5. Elvin Jones – „Tune Up“: Elvin Jones’ Solo (Live)

Aber so war das schon immer mit Limp Bizkit: So viel die Band auch austeilte, so viel mussten sie im selben Zug einstecken. Oftmals wurde über die ganzen Querelen vergessen, dass es sich bei Limp Bizkit um eine Band handelte – eine Band wohlgemerkt, bei der durchaus talentierte Musiker zugange waren. Am ehesten ein Schattendasein führte stets Schlagzeuger John Otto, obwohl sein druckvolles, groovendes Schlagzeug doch erst das Fundament des Bizkit-Sounds ausmacht.

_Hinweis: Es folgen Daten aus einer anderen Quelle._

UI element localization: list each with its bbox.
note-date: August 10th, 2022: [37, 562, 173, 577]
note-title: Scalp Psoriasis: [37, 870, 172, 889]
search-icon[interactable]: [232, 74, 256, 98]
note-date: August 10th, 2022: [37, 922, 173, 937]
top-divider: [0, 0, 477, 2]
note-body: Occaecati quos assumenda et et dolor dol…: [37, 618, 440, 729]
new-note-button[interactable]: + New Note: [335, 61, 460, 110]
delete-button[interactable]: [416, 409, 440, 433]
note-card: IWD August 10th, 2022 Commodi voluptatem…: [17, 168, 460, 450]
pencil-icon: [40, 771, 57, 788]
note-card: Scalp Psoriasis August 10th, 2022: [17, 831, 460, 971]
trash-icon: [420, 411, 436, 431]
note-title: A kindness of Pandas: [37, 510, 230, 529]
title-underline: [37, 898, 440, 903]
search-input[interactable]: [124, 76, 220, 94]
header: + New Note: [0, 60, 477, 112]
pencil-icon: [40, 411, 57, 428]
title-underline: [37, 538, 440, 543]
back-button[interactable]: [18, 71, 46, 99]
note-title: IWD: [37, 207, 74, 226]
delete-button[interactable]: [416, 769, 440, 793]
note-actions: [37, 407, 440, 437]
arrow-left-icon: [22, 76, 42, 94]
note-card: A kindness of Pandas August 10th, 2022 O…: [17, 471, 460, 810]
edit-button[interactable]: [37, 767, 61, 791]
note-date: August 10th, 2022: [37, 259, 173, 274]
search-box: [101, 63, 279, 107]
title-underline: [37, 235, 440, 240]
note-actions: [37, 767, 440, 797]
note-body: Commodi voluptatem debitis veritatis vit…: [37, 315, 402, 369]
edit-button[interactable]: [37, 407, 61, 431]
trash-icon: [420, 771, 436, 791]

Hättet ihr gedacht, dass Otto ein echter Jazz-Nerd ist und sich für brasilianische sowie afro-kubanische Musik interessiert? Nein? Wärt ihr je drauf gekommen, nachzufragen? Auch nicht? Klarer Fehler! Otto ist ein vielschichtiger Charakter, der voll für die Musik lebt. Jazz ist seine Hauptreferenz. „Als ich anfing, Jazz zu hören, habe ich die Musik nicht verstanden“, gab er in einem seinen seltenen Solo-Interviews zu. „Aber ich dachte mir: ‚Diese Typen hätten kein Problem, irgendeine Art von Musik zu spielen.‘“ So flexibel wollte er hinter dem Kit ebenfalls sein und studierte die Soli großer Jazz-Drummer wie Elvin Jones ebenso wie das, was Rock-Helden wie John Bonham hinter der Schießbude leisteten.


6. Pearl Jam – Alive

Ohne Otto würden Limp Bizkit völlig anders klingen. Mehr noch: Vielleicht hätte es die Band ohne ihn nie gegeben. Denn er erst führte seinen Cousin an die Musik, einen gewissen Sam Rivers – besser bekannt als der Bassist der Bizkits! Rivers spielte zuerst im Schulorchester die Tuba, bevor er Metal und Rock für sich entdeckte. Black Sabbath und Megadeth nennt er als große Einflüsse, am meisten aber hat ihn wohl Jeff Ament von der Band Pearl Jam inspiriert. Ob er dafür verantwortlich ist, dass die Bizkits gerne mal deren Superhit Alive covern? Möglich ist es.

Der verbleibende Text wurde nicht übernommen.